We can partition the table using declarative partitioning ie. by using a PARTITION BY RANGE (column_name) function as shown below.

CREATE TABLE e_transactions(
order_id varchar(255) NULL,
ordered_at date NULL,
shipped_at date NULL,
order_amount numeric(18, 0) NULL,
customer_id varchar(255) NULL
) PARTITION BY RANGE( ordered_at);

Output:

The table has been successfully created with provisions for partition.

Creating Table Partitions

Next, let us create partition tables for e-transactions table.

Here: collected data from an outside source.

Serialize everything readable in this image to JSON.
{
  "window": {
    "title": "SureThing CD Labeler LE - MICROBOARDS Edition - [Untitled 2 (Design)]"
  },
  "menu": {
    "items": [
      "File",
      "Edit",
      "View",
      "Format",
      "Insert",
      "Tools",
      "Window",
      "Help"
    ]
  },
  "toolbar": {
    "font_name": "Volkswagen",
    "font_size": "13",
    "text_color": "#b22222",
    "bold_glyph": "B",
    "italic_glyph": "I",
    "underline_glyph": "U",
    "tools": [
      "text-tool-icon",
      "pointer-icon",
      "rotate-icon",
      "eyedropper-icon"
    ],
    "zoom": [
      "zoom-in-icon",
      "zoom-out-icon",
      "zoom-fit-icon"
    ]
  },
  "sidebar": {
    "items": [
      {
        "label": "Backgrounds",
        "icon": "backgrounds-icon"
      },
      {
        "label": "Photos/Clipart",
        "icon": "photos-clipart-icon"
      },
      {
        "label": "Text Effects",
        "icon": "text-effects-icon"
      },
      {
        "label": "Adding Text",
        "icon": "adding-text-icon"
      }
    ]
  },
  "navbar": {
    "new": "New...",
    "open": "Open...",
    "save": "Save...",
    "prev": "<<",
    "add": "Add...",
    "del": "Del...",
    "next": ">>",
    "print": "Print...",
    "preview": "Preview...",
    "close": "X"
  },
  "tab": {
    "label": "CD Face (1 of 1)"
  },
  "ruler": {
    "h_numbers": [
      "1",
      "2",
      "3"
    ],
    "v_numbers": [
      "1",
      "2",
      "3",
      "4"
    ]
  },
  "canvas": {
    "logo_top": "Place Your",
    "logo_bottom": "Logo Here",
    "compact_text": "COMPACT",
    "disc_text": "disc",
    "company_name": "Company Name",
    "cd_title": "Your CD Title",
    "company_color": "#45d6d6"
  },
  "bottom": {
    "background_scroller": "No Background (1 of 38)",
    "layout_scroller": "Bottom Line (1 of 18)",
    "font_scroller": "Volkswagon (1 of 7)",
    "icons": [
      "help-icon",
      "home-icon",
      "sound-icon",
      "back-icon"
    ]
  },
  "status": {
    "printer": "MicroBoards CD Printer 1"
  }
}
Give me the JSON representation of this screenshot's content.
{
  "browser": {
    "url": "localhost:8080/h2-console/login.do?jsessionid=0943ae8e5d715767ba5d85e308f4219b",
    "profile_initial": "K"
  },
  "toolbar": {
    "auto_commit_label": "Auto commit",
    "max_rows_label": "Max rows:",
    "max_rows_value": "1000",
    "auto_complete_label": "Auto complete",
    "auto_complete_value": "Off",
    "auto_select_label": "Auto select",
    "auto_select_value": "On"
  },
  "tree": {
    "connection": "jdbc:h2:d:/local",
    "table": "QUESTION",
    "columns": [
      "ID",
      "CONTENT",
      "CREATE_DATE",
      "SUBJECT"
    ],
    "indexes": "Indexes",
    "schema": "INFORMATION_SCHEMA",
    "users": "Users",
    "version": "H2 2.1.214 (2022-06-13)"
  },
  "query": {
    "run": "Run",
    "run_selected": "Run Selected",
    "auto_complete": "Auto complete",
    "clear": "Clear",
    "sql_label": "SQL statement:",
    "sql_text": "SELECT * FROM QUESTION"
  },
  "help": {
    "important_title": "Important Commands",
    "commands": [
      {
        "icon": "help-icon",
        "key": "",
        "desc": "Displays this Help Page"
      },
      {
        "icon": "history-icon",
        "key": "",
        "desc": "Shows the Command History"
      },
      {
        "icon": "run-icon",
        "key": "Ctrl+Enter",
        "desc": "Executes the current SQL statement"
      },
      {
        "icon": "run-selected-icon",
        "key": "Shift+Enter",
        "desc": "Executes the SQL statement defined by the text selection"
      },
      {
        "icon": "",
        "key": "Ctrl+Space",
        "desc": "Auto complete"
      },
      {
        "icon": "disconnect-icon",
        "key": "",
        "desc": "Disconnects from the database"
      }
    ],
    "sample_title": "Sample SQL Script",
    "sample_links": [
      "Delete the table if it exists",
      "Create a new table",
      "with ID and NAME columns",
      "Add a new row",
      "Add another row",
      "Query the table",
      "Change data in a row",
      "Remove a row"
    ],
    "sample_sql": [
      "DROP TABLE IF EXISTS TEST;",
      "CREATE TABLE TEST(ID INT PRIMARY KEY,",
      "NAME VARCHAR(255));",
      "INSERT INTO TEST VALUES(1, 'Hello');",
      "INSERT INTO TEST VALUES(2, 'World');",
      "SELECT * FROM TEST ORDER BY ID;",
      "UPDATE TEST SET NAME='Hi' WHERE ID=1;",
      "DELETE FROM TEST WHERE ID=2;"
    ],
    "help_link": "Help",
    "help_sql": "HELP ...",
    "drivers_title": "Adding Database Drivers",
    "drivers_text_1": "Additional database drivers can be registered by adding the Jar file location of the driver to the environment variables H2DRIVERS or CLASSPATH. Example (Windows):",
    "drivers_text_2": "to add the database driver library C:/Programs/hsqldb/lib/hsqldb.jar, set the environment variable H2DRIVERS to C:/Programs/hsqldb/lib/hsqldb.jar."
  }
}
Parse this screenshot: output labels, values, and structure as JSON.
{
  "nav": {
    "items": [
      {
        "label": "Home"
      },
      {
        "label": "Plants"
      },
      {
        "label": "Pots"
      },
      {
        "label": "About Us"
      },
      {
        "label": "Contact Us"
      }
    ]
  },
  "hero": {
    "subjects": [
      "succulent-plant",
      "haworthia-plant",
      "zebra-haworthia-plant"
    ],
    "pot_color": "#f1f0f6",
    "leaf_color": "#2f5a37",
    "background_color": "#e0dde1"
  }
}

CREATE TABLE orders_2020_07_01
PARTITION OF e_transactions FOR VALUES FROM ('2020-07-01') TO ('2020-07-02');
CREATE TABLE orders_2020_07_02
PARTITION OF e_transactions FOR VALUES FROM ('2020-07-02') TO ('2020-07-03');

Output:

we have successfully created two partitions. The newly created partitions can be seen in the browser window.

Now, let us check the functionality of these table partitions by inserting a few records in the e-transactions table.

INSERT INTO public.e_transactions(
order_id, ordered_at, shipped_at, order_amount, customer_id)
VALUES (1,'2020-07-01','2020-07-02',456,'1'),
(2,'2020-07-02','2020-07-03',631,'1');

Output:

Let’s check if the records are stored in designated partitions or not. Our good old friend SELECT statement is here to help us.

SELECT * FROM orders_2020_07_01;

Output:

SELECT * FROM orders_2020_07_02;

Output:

We can clearly observe from the results of SELECT queries that partitions have been successfully created and used.

Removing Table Partitions

Let us assume that we no longer require one of the partitions. We can drop a partition by using the ALTER command.

ALTER TABLE e_transactions DETACH PARTITION orders_2020_07_01;

Output:

Now, the e_transactions table has only one partition as shown in the image below:

But, the orders_2020_07_01 has become a regular table now.

In this case, we have used the ALTER command to remove a partition from the table but a DROP command can be used instead. However, we should note that the ALTER command will keep the partition table as a regular table after removing it from the partitions of the table, but DROP will remove it from the database. Hence, the former is the most preferred command.

Conclusion

Table partitioning is a method used in relational databases to divide a huge table into several smaller parts. This helps in executing queries on a huge table faster.